8-K 1 d8k.htm FORM 8-K Form 8-K





Washington, D.C. 20549







Pursuant to Section 13 or 15(d) of The Securities Exchange Act of 1934

Date of Report (Date of earliest event reported): January 11, 2010



Yahoo! Inc.

(Exact name of registrant as specified in its charter)




Delaware   000-28018   77-0398689

(State or other jurisdiction

of incorporation)

  (Commission File Number)  

(I.R.S. Employer

Identification No.)


701 First Avenue

Sunnyvale, California

(Address of principal executive offices)   (Zip Code)

Registrant’s telephone number, including area code: (408) 349-3300

Not Applicable

(Former name or former address, if changed since last report.)



Check the appropriate box below if the Form 8-K filing is intended to simultaneously satisfy the filing obligation of the registrant under any of the following provisions:


¨ Written communications pursuant to Rule 425 under the Securities Act (17 CFR 230.425)


¨ Soliciting material pursuant to Rule 14a-12 under the Exchange Act (17 CFR 240.14a-12)


¨ Pre-commencement communications pursuant to Rule 14d-2(b) under the Exchange Act (17 CFR 240.14d-2(b))


¨ Pre-commencement communications pursuant to Rule 13e-4(c) under the Exchange Act (17 CFR 240.13e-4(c))




Item 5.02. Departure of Directors or Certain Officers; Election of Directors; Appointment of Certain Officers; Compensatory Arrangements of Certain Officers.

(d) Election of Director.

On January 11, 2010, the Board of Directors (the “Board”) of Yahoo! Inc. (“Yahoo!”) appointed Sue James to serve as a director of Yahoo! and also appointed her as a member and Chair of the Board’s Audit Committee. There are no arrangements or understandings between Ms. James and any other persons pursuant to which she was selected as a director, and she has no direct or indirect material interest in any transaction required to be disclosed pursuant to Item 404(a) of Regulation S-K.
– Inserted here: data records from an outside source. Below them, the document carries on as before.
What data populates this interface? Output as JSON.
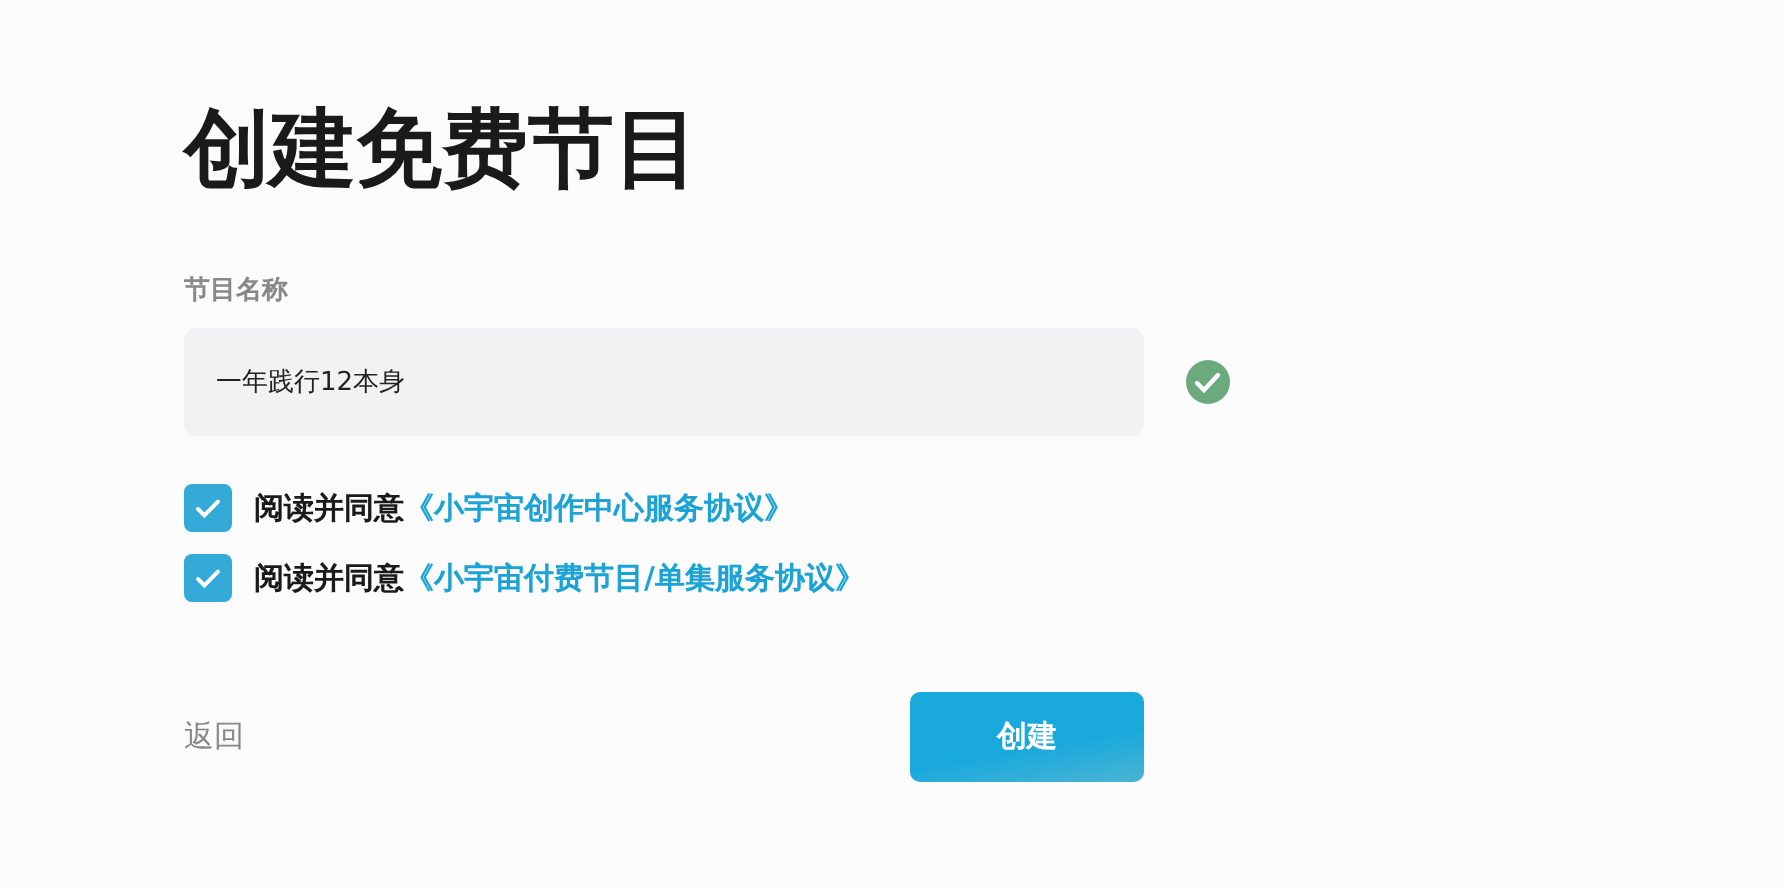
{
  "title": "创建免费节目",
  "name_field": {
    "label": "节目名称",
    "value": "一年践行12本身",
    "valid": true
  },
  "agreements": [
    {
      "checked": true,
      "prefix": "阅读并同意",
      "link": "《小宇宙创作中心服务协议》"
    },
    {
      "checked": true,
      "prefix": "阅读并同意",
      "link": "《小宇宙付费节目/单集服务协议》"
    }
  ],
  "back": "返回",
  "submit": "创建"
}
Ms. James will participate in the current director compensation arrangements applicable to non-employee directors. Under the terms of those arrangements, Ms. James will receive an annual retainer of $80,000 for her service on the Board, an additional annual retainer of $35,000 for serving as Chair of the Audit Committee of the Board, and will participate in Yahoo!’s other compensation programs for its non-employee directors. In addition, Ms. James is expected to receive in February, subject to Board approval, a grant of restricted stock units under the Company’s 1996 Directors’ Stock Plan with the number of such units to be determined by the Board at the time of the grant. Each restricted stock unit will be paid, following vesting, in a share of Yahoo! common stock. Yahoo! intends to enter into its standard form indemnification agreement with Ms. James.


Item 7.01. Regulation FD Disclosure.

On January 14, 2010, Yahoo! issued a press release announcing the appointment of Ms. James to the Board.

A copy of the press release is furnished with this Form 8-K and attached hereto as Exhibit 99.1. Exhibit 99.1 shall not be deemed “filed” for purposes of Section 18 of the Securities Exchange Act of 1934, as amended (the “Exchange Act”), or otherwise subject to the liabilities under that Section and shall not be deemed to be incorporated by reference into any filing of Yahoo! under the Securities Act of 1933, as amended, or the Exchange Act.


Item 9.01. Financial Statements and Exhibits.

(d) Exhibits.

The following exhibit is furnished with this report on Form 8-K:


99.1    Yahoo! Inc. press release dated January 14, 2010.


Pursuant to the requirements of the Securities Exchange Act of 1934, the registrant has duly caused this report to be signed on its behalf by the undersigned hereunto duly authorized.





/s/    MICHAEL J. CALLAHAN        

Name:   Michael J. Callahan
Title:   Executive Vice President, General Counsel and Secretary

Date: January 14, 2010







99.1    Yahoo! Inc. press release dated January 14, 2010.